We just have to figure out how to weave the strands together…

I had mixed feelings when Gary and Deborah told me that I would be working on our preventing violent extremism programme, Tapestry. Excitement as this was to be a high profile project dealing with up to the minute issues that had great impact on all of us. There was also a significant level of trepidation, even fear. Would we do justice to this very complex and sensitive area? If we got this wrong we could make tensions worse.  So no pressure there then!

Inspired (if that’s the right word) by the protests in Luton around the soldiers of the Anglian regiment returning from Iraq we chose to set our drama in a closed down shop unit on a recession hit city high street (you might think Woolworths, but we refuse to comment…).

We created Jason, fighting on behalf of “The Young Patriots”, a far right organization; Hassan, arguing in support of an extreme Islamist organization, “The Circle of Truth”; and Naz, caught in the middle, a young British Muslim woman trying to make them see the complexity of the truth.

This allowed us the opportunity to explore parallels in right wing and Islamist extremism, each fuelling greater excesses in the other.

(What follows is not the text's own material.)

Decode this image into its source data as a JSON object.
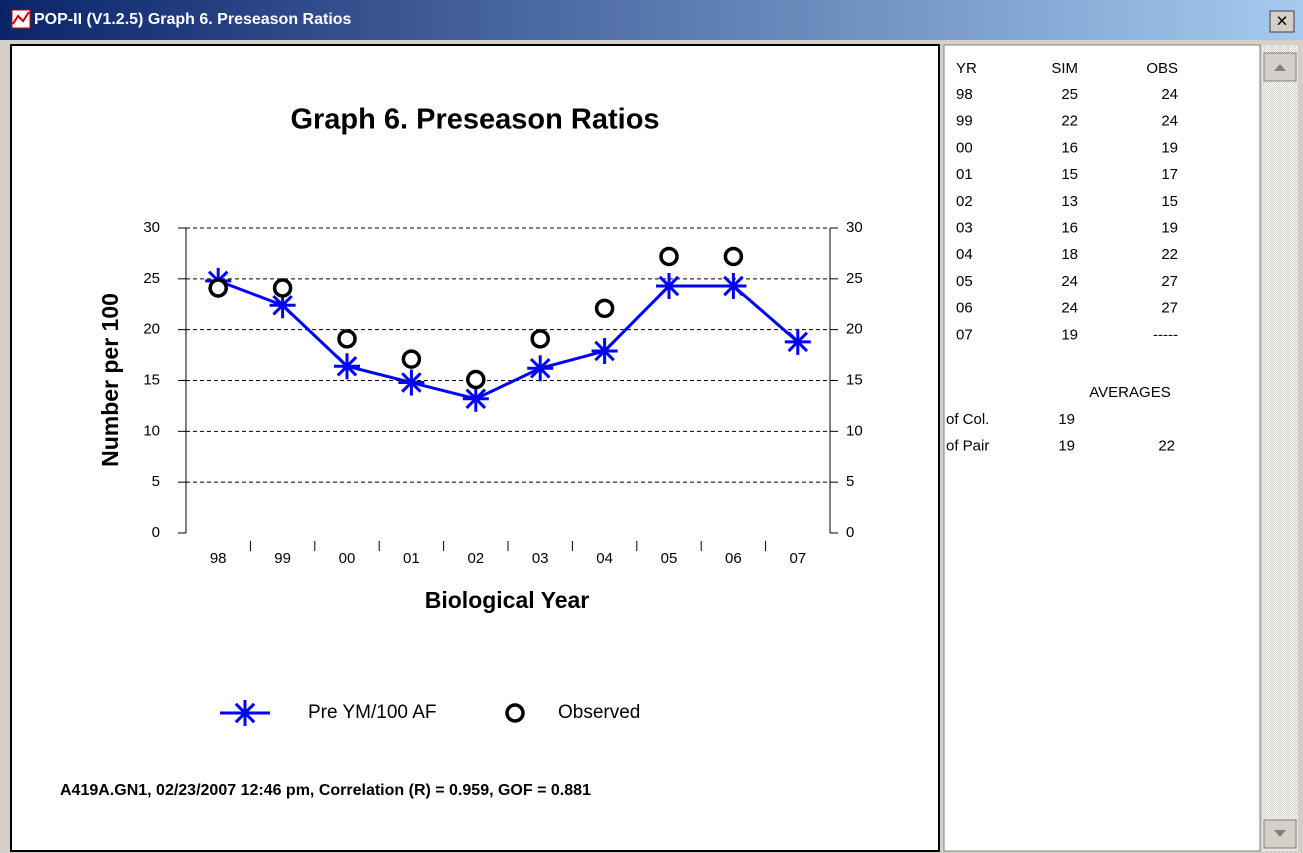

The research sessions we ran with a variety of diverse groups served to allay some of my anxieties. One of the key things that helped was the eagerness with which people wanted to talk about extremism in all its forms.  It was something everybody was thinking about but not talking about as if they were as worried as me about saying the wrong thing and offending people. I took great heart that people were less sensitive than I had imagined ready and willing to have this conversation.

But the violence in the City Centre in early September reignited worries in me that we might be opening an extremely lively can of worms. It felt as if we had been overtaken by our own prediction.

As we continue the tour it is the young people we are meeting on a daily basis that are quietening my fears. They are thoughtful, sensitive, optimistic and passionate. They challenge each of the extremists in the programme equally whilst acknowledging that both have some justification for their disenchantment. It is the courses of action that Jason and Hassan have chosen to resolve their frustrations that the young people so vehemently take issue with.

Which begs the question: what can each of us do to avoid the future of death, fear, anger and revenge that is predicted in the drama if Jason and Hassan continue on their present course?